Extended Stay shareholders vote in favor of acquisition

The recent vote of Extended Stay America shareholders (and its paired-share real estate investment trust, ESH Hospitality) was in favor of the previously announced amended merger agreement under which the company will be acquired by funds managed by Blackstone Real Estate Partners and Starwood Capital for $20.50 per paired share in cash.

Related: Blackstone, Starwood to acquire Extended Stay America for $6B

The closing is currently scheduled for June 16. 

Last week, ESA sent a letter to shareholders, encouraging them to vote in favor of the agreement:

Our boards have explored numerous value-enhancing alternatives over several years and unanimously concluded that this transaction represents the best possible outcome for Extended Stay shareholders. ISS, a leading independent proxy advisory firm, has recommended shareholders vote in favor of the transaction.

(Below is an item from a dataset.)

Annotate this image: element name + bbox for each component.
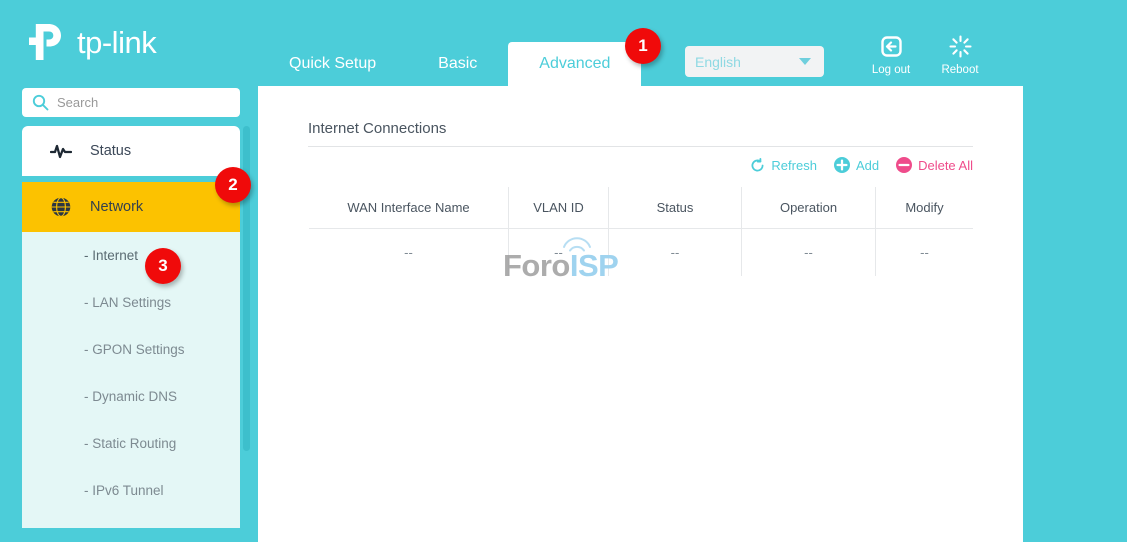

We urge all shareholders to vote FOR the transaction on the WHITE proxy card no matter how many shares they own.

To put it simply, the stakes could not be higher.

Shareholders should seriously consider the meaningful downside risk to the share price—recognized by independent third parties—if the transaction is not approved. Independent sell-side research firm Jefferies concludes, “Absent a deal, shares of STAY have the potential to trade into the $15–$16 range temporarily, roughly 24 percent lower than the proposed offer, in our view.”

And the risk of value destruction under an independent approach governed by Tarsadia is high.

Tarsadia’s latest suggestion to hang their hat on “a new and robust [sale] process, overseen by a refreshed and independent board” is the latest in a string of self-serving and inconsistent arguments attempting to ultimately seat their directors and implement a thesis that each of the company’s current directors is convinced would destroy value for shareholders.

In contrast, this transaction delivers significant value, right now, and we are convinced it is a better alternative to all other potential outcomes.

The $20.50 per paired share offer delivers a meaningful premium to shareholders across multiple time horizons and values our paired shares at a 59 percent premium to their pre-pandemic value. It also values the company at 16.0x 2020 [earnings before interest, taxes, depreciation and amortization], 13.4x 2021 estimated consensus EBITDA and 11.9x 2022 estimated consensus EBITDA, all of which represent significant premiums to where Extended Stay has traded in its time as a public company (9.5x 5-year average NTM EBITDA trading multiple prior to the pandemic).

The $20.50 per paired share consideration offers a 21 percent premium over the closing price of $16.94 on March 12, 2021, the last trading day prior to the announcement. We also note that the transaction represents an implied 30.3 percent premium, which ranks in the 81st percentile of precedent REIT all-cash transactions since 2013, based on the extrapolated Extended Stay stock price since the March 15, 2021 announcement over which time lodging companies had traded down 7.1 percent.

Thank you for your support. And please vote the WHITE card FOR this value-creating transaction.